Prognostics in the Treatment Evaluation of the National System for Veterans' Care

Veterans with posttraumatic stress disorder (PTSD) benefit less from
psychotherapy than non-military populations. Identification of predictors of
treatment outcome may provide insights to guide treatment selection and develop
personalized treatment strategies. We expect that a prognostic approach that
extends regular diagnostic assessment with an assessment of predictors across
multiple domains: psychodiagnostic (PD), neuropsychological (NP), and
psychophysiological (PP), will have a higher prognostic value than using
predictors within a single domain.

The primary objective of this project is to investigate whether using
prognostic factors from the PD, NP and PP domain will lead to a better
prediction of treatment outcome in veterans with PTSD. Our secondary objective
is to investigate whether the change in PD, NP, and PP factors is related to
treatment outcome in veterans with PTSD.

In this observational cohort study, we will prospectively examine predictors of
treatment outcome in veterans with PTSD. To this end, some additional
measurements will be performed besides regular clinical assessments.
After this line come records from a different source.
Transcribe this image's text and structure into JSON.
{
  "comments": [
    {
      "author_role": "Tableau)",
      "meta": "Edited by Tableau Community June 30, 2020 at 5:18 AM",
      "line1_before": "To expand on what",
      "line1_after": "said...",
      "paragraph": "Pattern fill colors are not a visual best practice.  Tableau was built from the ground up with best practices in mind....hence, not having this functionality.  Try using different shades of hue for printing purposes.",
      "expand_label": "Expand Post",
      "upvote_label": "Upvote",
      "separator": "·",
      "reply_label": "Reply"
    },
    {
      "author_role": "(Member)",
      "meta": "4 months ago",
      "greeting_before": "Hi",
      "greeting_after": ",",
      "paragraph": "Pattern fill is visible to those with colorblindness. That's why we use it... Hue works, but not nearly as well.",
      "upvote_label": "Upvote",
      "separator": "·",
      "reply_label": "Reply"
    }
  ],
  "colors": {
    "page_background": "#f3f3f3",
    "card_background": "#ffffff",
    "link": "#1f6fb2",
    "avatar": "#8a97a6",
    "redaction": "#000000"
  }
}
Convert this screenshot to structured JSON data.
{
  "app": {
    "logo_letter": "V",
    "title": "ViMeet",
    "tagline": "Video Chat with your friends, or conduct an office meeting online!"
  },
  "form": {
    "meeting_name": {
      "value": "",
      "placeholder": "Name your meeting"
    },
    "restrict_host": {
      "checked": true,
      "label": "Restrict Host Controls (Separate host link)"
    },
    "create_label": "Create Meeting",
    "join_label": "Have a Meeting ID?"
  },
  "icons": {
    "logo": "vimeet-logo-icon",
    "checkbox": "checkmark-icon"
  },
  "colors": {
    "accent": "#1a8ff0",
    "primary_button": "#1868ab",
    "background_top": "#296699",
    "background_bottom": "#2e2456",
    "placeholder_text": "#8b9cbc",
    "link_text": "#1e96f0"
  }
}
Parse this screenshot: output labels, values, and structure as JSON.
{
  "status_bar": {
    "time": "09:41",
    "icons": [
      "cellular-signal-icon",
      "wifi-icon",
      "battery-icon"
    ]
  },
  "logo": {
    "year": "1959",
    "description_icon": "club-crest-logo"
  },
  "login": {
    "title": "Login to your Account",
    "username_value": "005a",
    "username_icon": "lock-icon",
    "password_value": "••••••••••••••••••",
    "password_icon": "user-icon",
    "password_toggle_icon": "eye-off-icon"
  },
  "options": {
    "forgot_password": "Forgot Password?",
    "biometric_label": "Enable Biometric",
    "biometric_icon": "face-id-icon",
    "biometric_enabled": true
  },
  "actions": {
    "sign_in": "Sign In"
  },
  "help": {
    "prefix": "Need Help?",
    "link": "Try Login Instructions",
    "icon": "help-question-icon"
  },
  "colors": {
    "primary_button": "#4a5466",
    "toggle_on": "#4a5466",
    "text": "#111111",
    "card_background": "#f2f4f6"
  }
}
This
concerns the assessment of candidate predictors in three clinically relevant
domains: PD, NP, and PP. All patients will be assessed before the start of
treatment (T1) and follow-up assessments will be completed after 6 (T2) and 12
months (T3). This will be a multicenter study performed at treatment centers of
the National System for Veterans* Care (Dutch: LZV).

The burden associated with participation in this study is limited and the risk
is negligible. In this observational study, three additional assessments will
take place parallel to regular diagnostic assessment and treatment. The total
time of the three assessments (T1, T2, and T3) is about 8 h. Two assessments
(T1 and T3) will measure prognostic factors in all three domains: PD, NP, and
PP. The intermediate assessment (T2) consists of a short set of online
questionnaires. The PD measurements consist of structured interviews and
several online questionnaires. The NP examination consists of
neuropsychological tests. The PP measurements will include a physical
examination, a blood pressure assessment, monitoring of heart rate, a blood
sample, and a hair sample. In addition, we will ask participants to perform a
dexamethasone suppression test at home, which involves taking 5 salivary
samples on the first day, ingestion of 0,25 mg dexamethasone in the evening and
4 salivary samples the next day. Dexamethasone is given in a physiological dose
of which no side effects are expected. The burden associated with participating
primarily concerns time to perform the additional measurements and patients can
experience it as confronting to talk about their traumatic experiences and
symptoms in structured interviews. Patients do not directly benefit from
participating in the current study. However, patients will be able to receive a
personal report with results of the additional assessments. This study will
provide knowledge about the contribution of various clinically relevant factors
to treatment outcome. This knowledge could contribute to more focused
treatment, is relevant to develop personalized treatment strategies, and better
treatment outcomes for veterans with PTSD. Given the purpose and relevance of
the study, the burden and risk associated with participation are acceptable.